In ihrer weiteren Erforschung der Geschichte von Oberstadthäusern hatte Beate Falk, die immer mit Restauratoren
und Bauforschern Hand in Hand arbeitete, bald eine wegweisende Erkenntnis für die Ravensburger Stadtgeschichte: In der Oberstadt gehörten viele Häuser, die man für eigenständig hielt, ursprünglich zu großen Anwesen. Sie dienten als Rückgebäude, etwa Bad- und Waschhäuser der Patrizierfamilien, sodass diese nahezu autark leben konnten, wie Falk berichtet. „Das hat die Stadtgeschichte aufgewertet, weil es gezeigt hat, wie reich die Patrizier hier residiert haben.“Immer wieder begegnen ihr dieselben Namen: „Schon damals hatten einige Menschen viele Häuser. Die Immobilienbesitzer kannte ich dann irgendwann schon.“
Einer, in dessen Geschichte sie tief eingetaucht ist, ist Hans Humpis. Ab 1593 gibt es Ratsprotokolle aus Ravensburg, die Beate Falk dabei geholfen haben, die einstigen Stadtbewohner kennenzulernen. Wenn sie nach deren Namen sucht, kann sie nachlesen, welche Anträge sie beim Rat gestellt haben, ob sie mit ihrem Nachbarn gestritten und welche Dinge sie verkauft haben. Sie arbeitet maßgeblich am Konzept des Museums Humpis-Quartier mit. Für den Audioguide des Museums und Filmsequenzen, die dort gezeigt werden, hat sie die Gerberfamlie Wucherer lebendig werden lassen.

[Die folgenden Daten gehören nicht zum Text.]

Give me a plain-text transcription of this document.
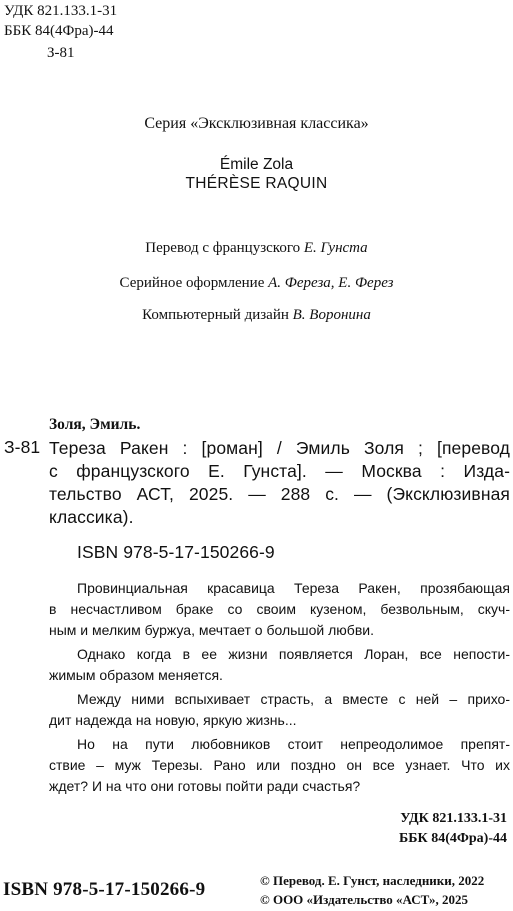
УДК 821.133.1-31
ББК 84(4Фра)-44
З-81
Серия «Эксклюзивная классика»
Émile Zola
THÉRÈSE RAQUIN
Перевод с французского Е. Гунста
Серийное оформление А. Фереза, Е. Ферез
Компьютерный дизайн В. Воронина
Золя, Эмиль.
З-81 Тереза Ракен : [роман] / Эмиль Золя ; [перевод
с французского Е. Гунста]. — Москва : Изда-
тельство АСТ, 2025. — 288 с. — (Эксклюзивная
классика).
ISBN 978-5-17-150266-9
Провинциальная красавица Тереза Ракен, прозябающая
в несчастливом браке со своим кузеном, безвольным, скуч-
ным и мелким буржуа, мечтает о большой любви.
Однако когда в ее жизни появляется Лоран, все непости-
жимым образом меняется.
Между ними вспыхивает страсть, а вместе с ней – прихо-
дит надежда на новую, яркую жизнь...
Но на пути любовников стоит непреодолимое препят-
ствие – муж Терезы. Рано или поздно он все узнает. Что их
ждет? И на что они готовы пойти ради счастья?
УДК 821.133.1-31
ББК 84(4Фра)-44
ISBN 978-5-17-150266-9	© Перевод. Е. Гунст, наследники, 2022
© ООО «Издательство «АСТ», 2025
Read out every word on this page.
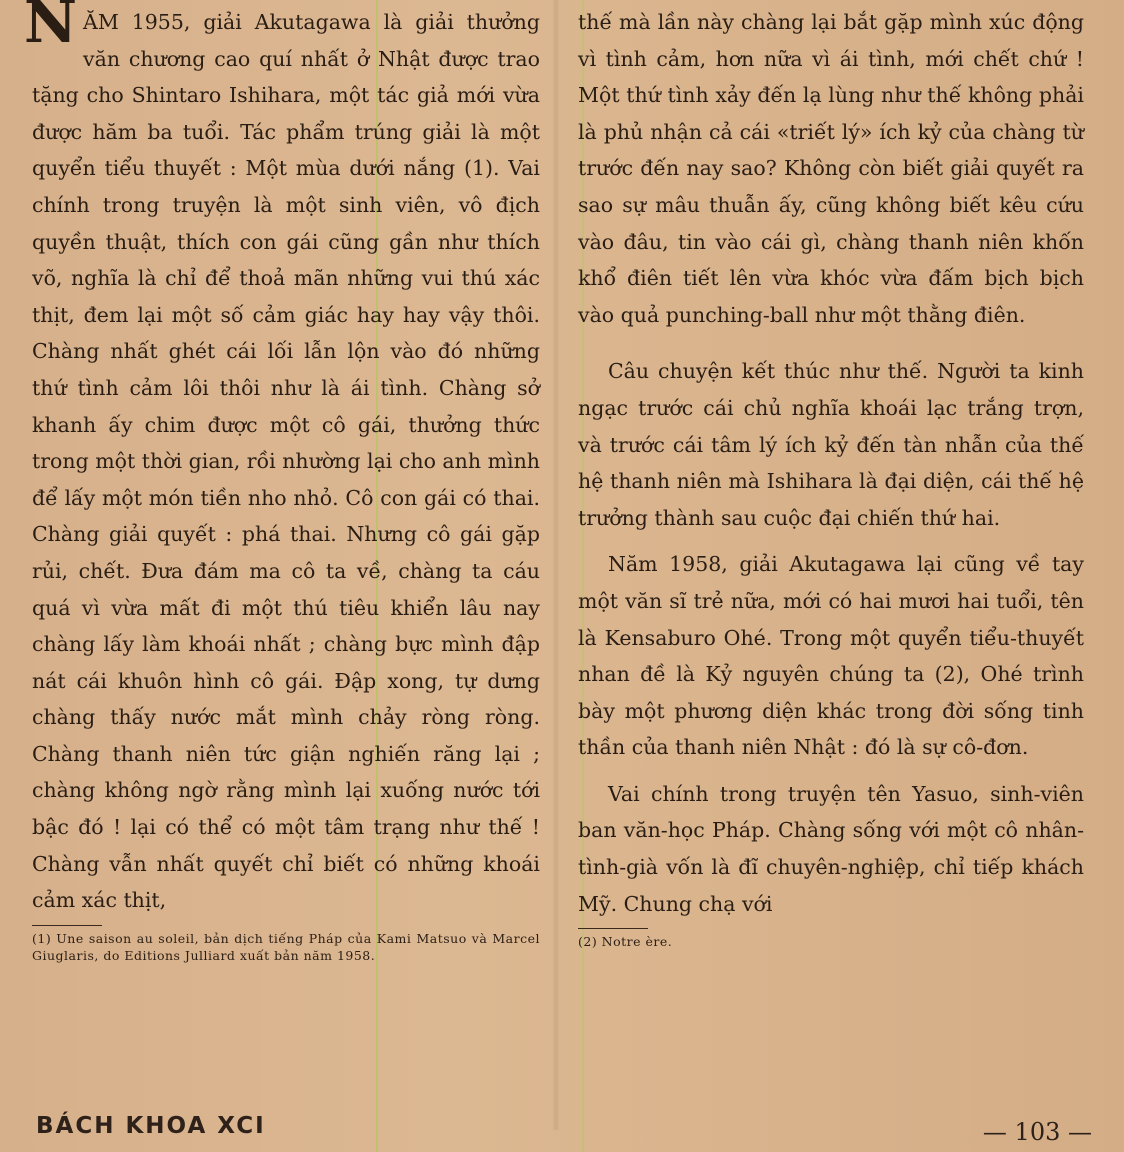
NĂM 1955, giải Akutagawa là giải thưởng văn chương cao quí nhất ở Nhật được trao tặng cho Shintaro Ishihara, một tác giả mới vừa được hăm ba tuổi. Tác phẩm trúng giải là một quyển tiểu thuyết : Một mùa dưới nắng (1). Vai chính trong truyện là một sinh viên, vô địch quyền thuật, thích con gái cũng gần như thích võ, nghĩa là chỉ để thoả mãn những vui thú xác thịt, đem lại một số cảm giác hay hay vậy thôi. Chàng nhất ghét cái lối lẫn lộn vào đó những thứ tình cảm lôi thôi như là ái tình. Chàng sở khanh ấy chim được một cô gái, thưởng thức trong một thời gian, rồi nhường lại cho anh mình để lấy một món tiền nho nhỏ. Cô con gái có thai. Chàng giải quyết : phá thai. Nhưng cô gái gặp rủi, chết. Đưa đám ma cô ta về, chàng ta cáu quá vì vừa mất đi một thú tiêu khiển lâu nay chàng lấy làm khoái nhất ; chàng bực mình đập nát cái khuôn hình cô gái. Đập xong, tự dưng chàng thấy nước mắt mình chảy ròng ròng. Chàng thanh niên tức giận nghiến răng lại ; chàng không ngờ rằng mình lại xuống nước tới bậc đó ! lại có thể có một tâm trạng như thế ! Chàng vẫn nhất quyết chỉ biết có những khoái cảm xác thịt,

(1) Une saison au soleil, bản dịch tiếng Pháp của Kami Matsuo và Marcel Giuglaris, do Editions Julliard xuất bản năm 1958.

thế mà lần này chàng lại bắt gặp mình xúc động vì tình cảm, hơn nữa vì ái tình, mới chết chứ ! Một thứ tình xảy đến lạ lùng như thế không phải là phủ nhận cả cái «triết lý» ích kỷ của chàng từ trước đến nay sao? Không còn biết giải quyết ra sao sự mâu thuẫn ấy, cũng không biết kêu cứu vào đâu, tin vào cái gì, chàng thanh niên khốn khổ điên tiết lên vừa khóc vừa đấm bịch bịch vào quả punching-ball như một thằng điên.

Câu chuyện kết thúc như thế. Người ta kinh ngạc trước cái chủ nghĩa khoái lạc trắng trợn, và trước cái tâm lý ích kỷ đến tàn nhẫn của thế hệ thanh niên mà Ishihara là đại diện, cái thế hệ trưởng thành sau cuộc đại chiến thứ hai.

Năm 1958, giải Akutagawa lại cũng về tay một văn sĩ trẻ nữa, mới có hai mươi hai tuổi, tên là Kensaburo Ohé. Trong một quyển tiểu-thuyết nhan đề là Kỷ nguyên chúng ta (2), Ohé trình bày một phương diện khác trong đời sống tinh thần của thanh niên Nhật : đó là sự cô-đơn.

Vai chính trong truyện tên Yasuo, sinh-viên ban văn-học Pháp. Chàng sống với một cô nhân-tình-già vốn là đĩ chuyên-nghiệp, chỉ tiếp khách Mỹ. Chung chạ với

(2) Notre ère.

BÁCH KHOA XCI	— 103 —
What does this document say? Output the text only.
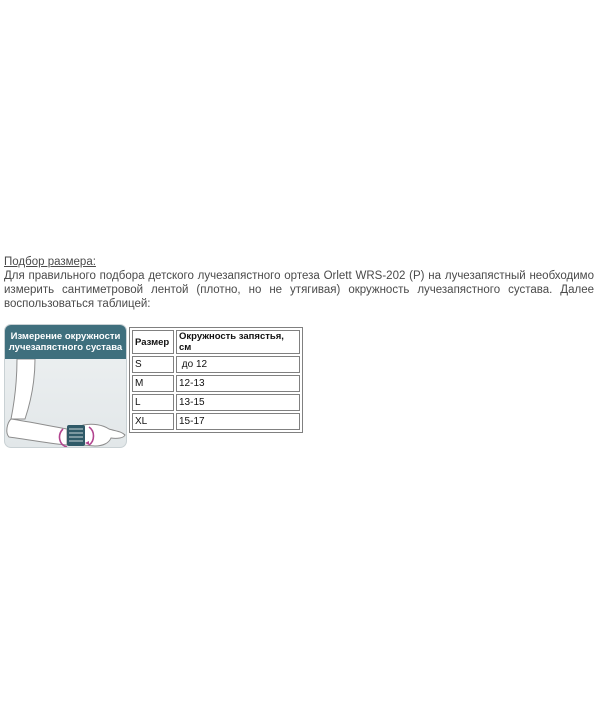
Подбор размера:
Для правильного подбора детского лучезапястного ортеза Orlett WRS-202 (P) на лучезапястный необходимо измерить сантиметровой лентой (плотно, но не утягивая) окружность лучезапястного сустава. Далее воспользоваться таблицей:
Измерение окружности
лучезапястного сустава	Размер	Окружность запястья, см
S	до 12
M	12-13
L	13-15
XL	15-17
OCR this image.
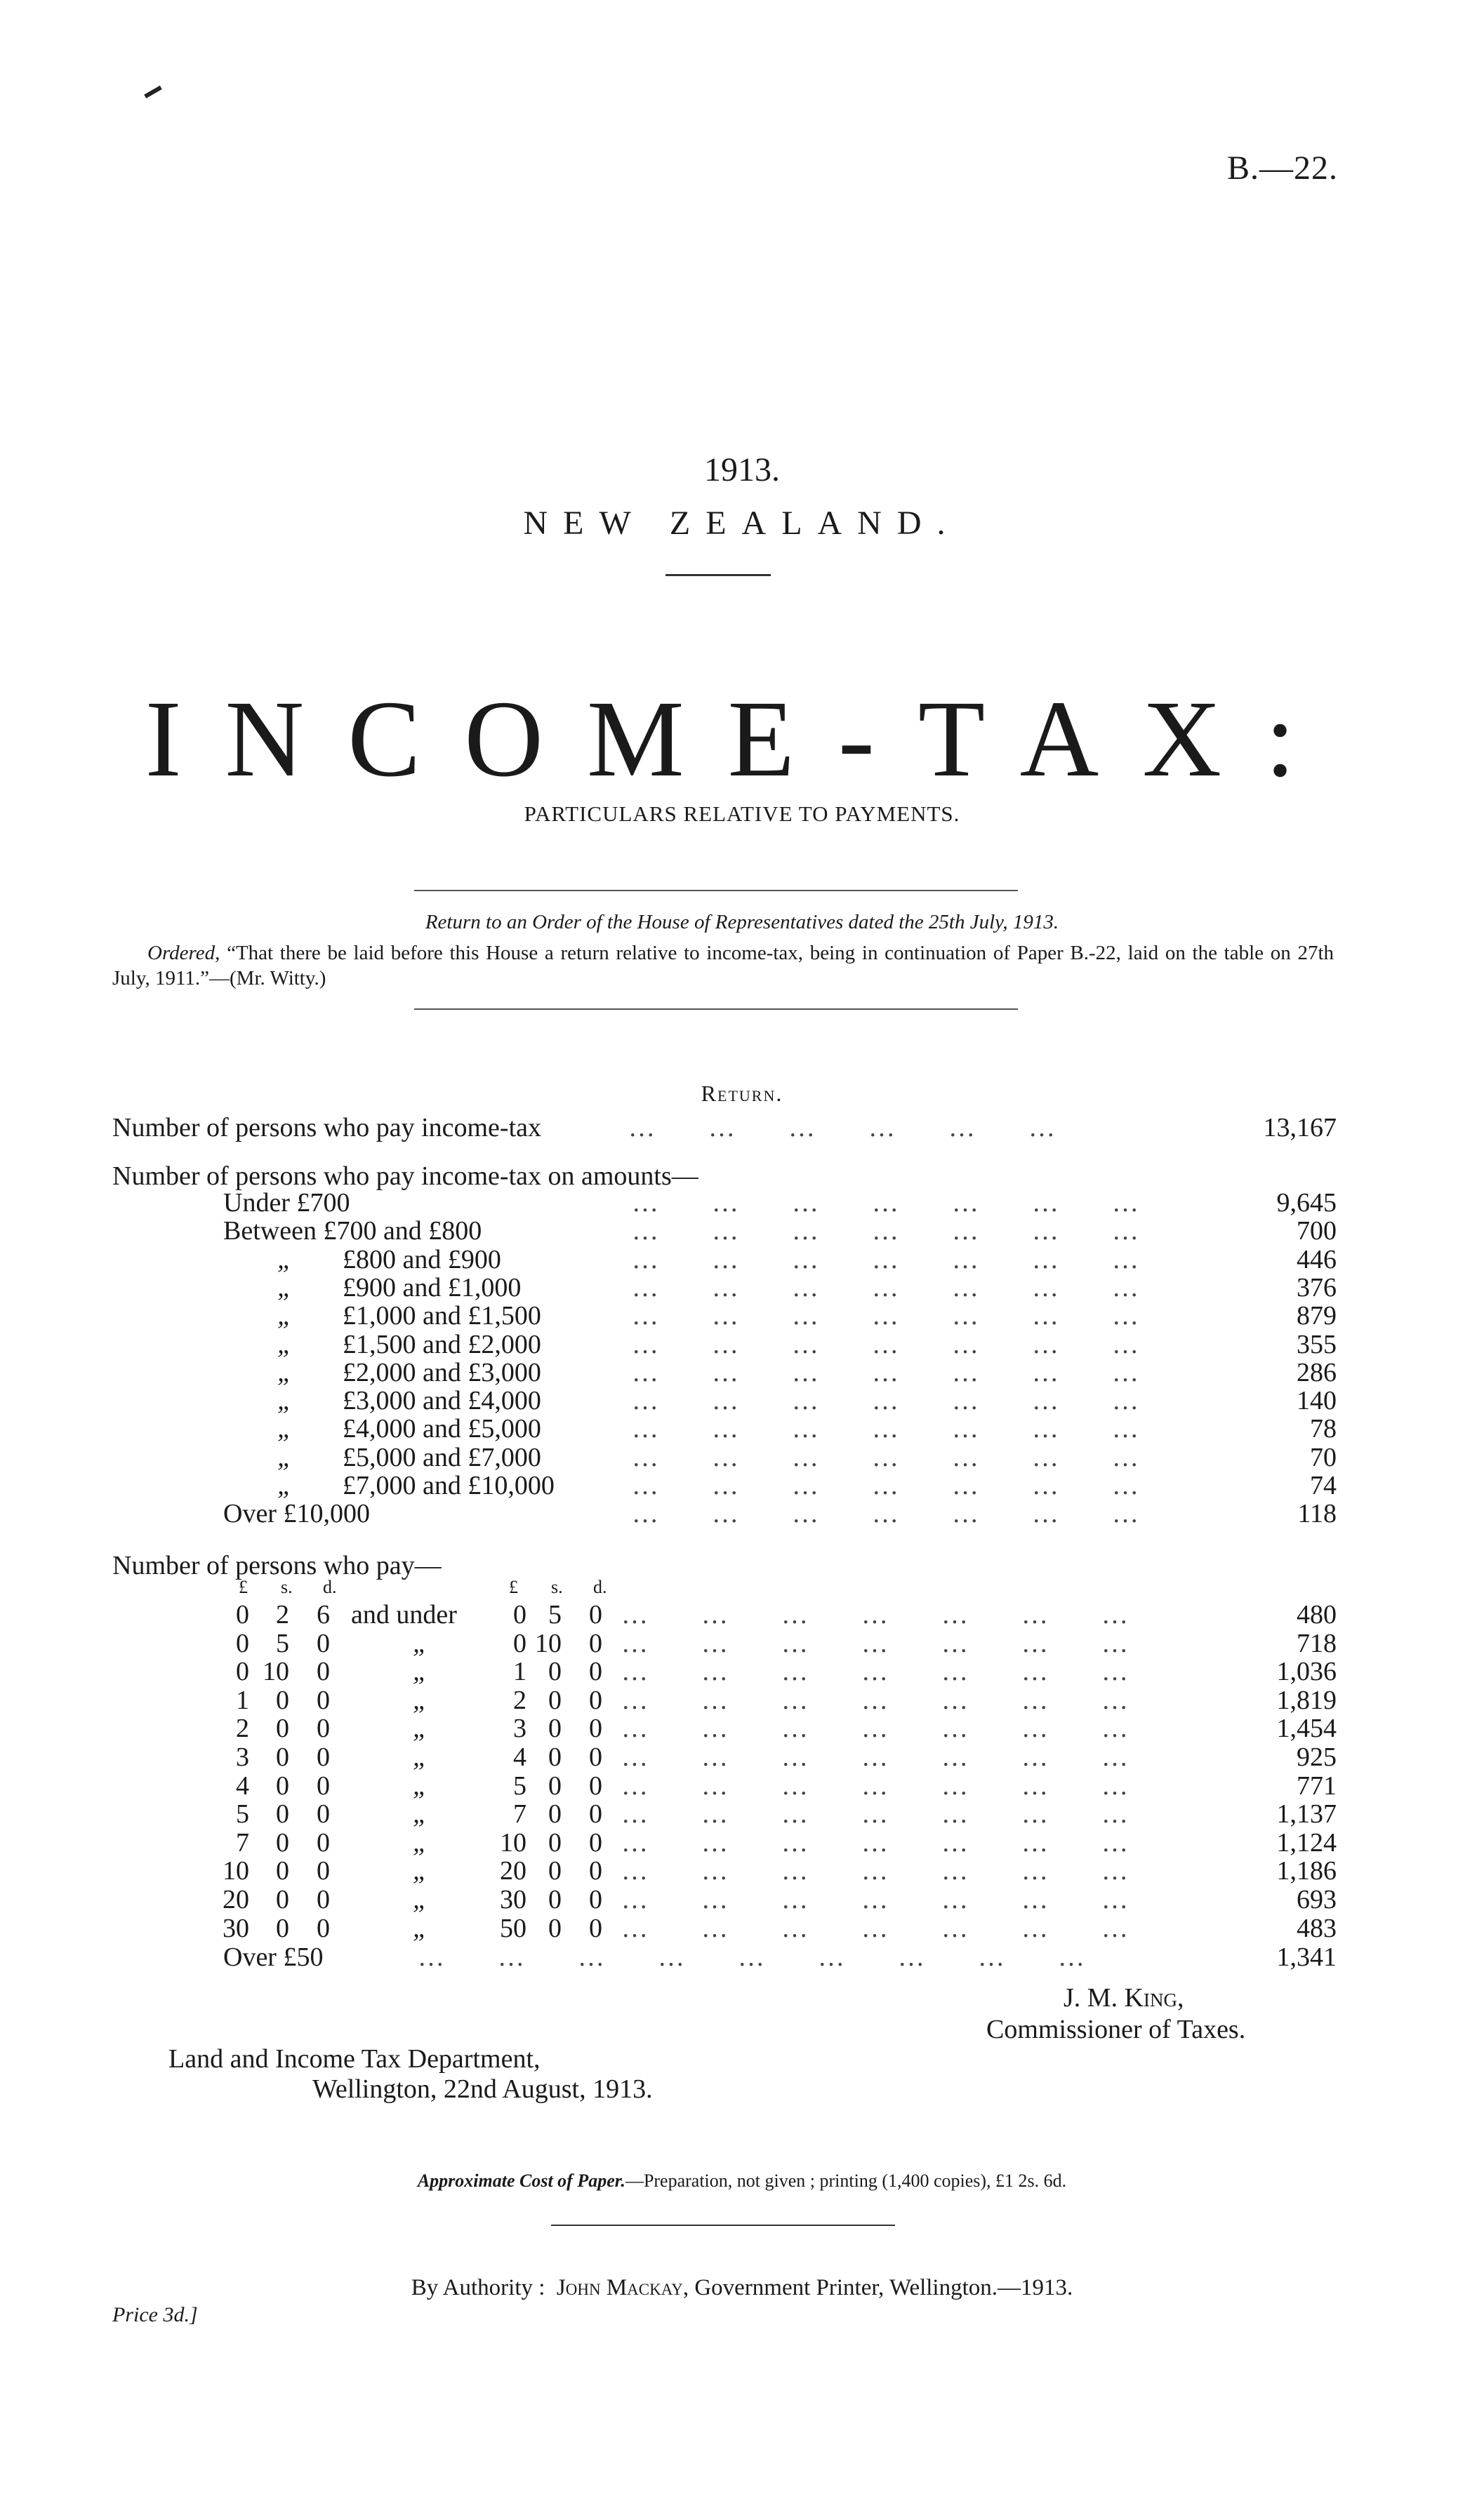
B.—22.
1913.
NEW ZEALAND.
INCOME-TAX:
PARTICULARS RELATIVE TO PAYMENTS.
Return to an Order of the House of Representatives dated the 25th July, 1913.
Ordered, “That there be laid before this House a return relative to income-tax, being in continuation of Paper B.-22, laid on the table on 27th July, 1911.”—(Mr. Witty.)
Return.
Number of persons who pay income-tax	…        …        …        …        …        …	13,167
Number of persons who pay income-tax on amounts—
Under £700	…        …        …        …        …        …        …	9,645
Between £700 and £800	…        …        …        …        …        …        …	700
„ £800 and £900	…        …        …        …        …        …        …	446
„ £900 and £1,000	…        …        …        …        …        …        …	376
„ £1,000 and £1,500	…        …        …        …        …        …        …	879
„ £1,500 and £2,000	…        …        …        …        …        …        …	355
„ £2,000 and £3,000	…        …        …        …        …        …        …	286
„ £3,000 and £4,000	…        …        …        …        …        …        …	140
„ £4,000 and £5,000	…        …        …        …        …        …        …	78
„ £5,000 and £7,000	…        …        …        …        …        …        …	70
„ £7,000 and £10,000	…        …        …        …        …        …        …	74
Over £10,000	…        …        …        …        …        …        …	118
Number of persons who pay—
£ s. d.	£ s. d.
0 2 6 and under 0 5 0 …        …        …        …        …        …        …	480
0 5 0	„	0 10 0 …        …        …        …        …        …        …	718
0 10 0	„	1 0 0 …        …        …        …        …        …        …	1,036
1 0 0	„	2 0 0 …        …        …        …        …        …        …	1,819
2 0 0	„	3 0 0 …        …        …        …        …        …        …	1,454
3 0 0	„	4 0 0 …        …        …        …        …        …        …	925
4 0 0	„	5 0 0 …        …        …        …        …        …        …	771
5 0 0	„	7 0 0 …        …        …        …        …        …        …	1,137
7 0 0	„	10 0 0 …        …        …        …        …        …        …	1,124
10 0 0	„	20 0 0 …        …        …        …        …        …        …	1,186
20 0 0	„	30 0 0 …        …        …        …        …        …        …	693
30 0 0	„	50 0 0 …        …        …        …        …        …        …	483
Over £50	…        …        …        …        …        …        …        …        …	1,341
J. M. King,
Commissioner of Taxes.
Land and Income Tax Department,
Wellington, 22nd August, 1913.
Approximate Cost of Paper.—Preparation, not given ; printing (1,400 copies), £1 2s. 6d.
By Authority : John Mackay, Government Printer, Wellington.—1913.
Price 3d.]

Museumsleiterin Sabine Mücke beschreibt diese Arbeit als „wahnsinnig mühevoll“und im Ergebnis fürs Museum sehr wertvoll. Fürs Museum sei Beate Falk auch die erste Adresse, wenn bei der Erarbeitung von Ausstellungskonzepten Informationen oder Fotos aus dem Stadtarchiv gebraucht werden. „Sie kennt das Archiv wie keine andere“, so Mücke. „Da liegen die schriftlichen Quellen der Stadt und sie hat immer eine Idee, wo man noch nachschauen könnte. Das ist wahnsinnig wertvoll.“
Die wertvollen, aber oft gut versteckten Informationen in alten Dokumenten nicht nur zu finden, sondern sie auch Menschen zugänglich zu machen, das war und ist Beate Falks Antrieb. „Es war immer mein Ziel, das was hier als Geschichte gelagert wird, rauszubringen an die Leute. Es bringt ja nichts, wenn es hier im Keller liegt.“
Deshalb hat sie auch einen bislang unerfüllten Wunsch: „Mein Traum wäre ein Ravensburger Häuserbuch“, sagt Beate Falk. Bisher stehen die von ihr recherchierten Hausgeschichten – vom kleinen Handwerkerhäuschen in der Unterstadt bis zum Patrizieranwesen in der Oberstadt – in Ordnern aufgereiht im Stadtarchiv. Beate Falk wertet es immerhin als „Teilerfolg“, dass es inzwischen einen gedruckten Stadtrundgang gibt, in dem Gebäude erklärt sind. „Ich habe auch Stadtführungen konzipiert, damit Fremde die Einzigartigkeit der Stadt erkennen können, indem sich ihnen die Seele der Häuser erschließt.“In vielen anderen alten Reichsstädten gebe es heute Geschichtsvereine, die solche Veröffentlichungen organisieren oder Hausforschung in ihren Jahrbüchern veröffentlichen – das fehle in Ravensburg. Sie hat die Hoffnung, dass die Stadt ein Interesse daran hat, diese Forschung gesammelt herauszubringen.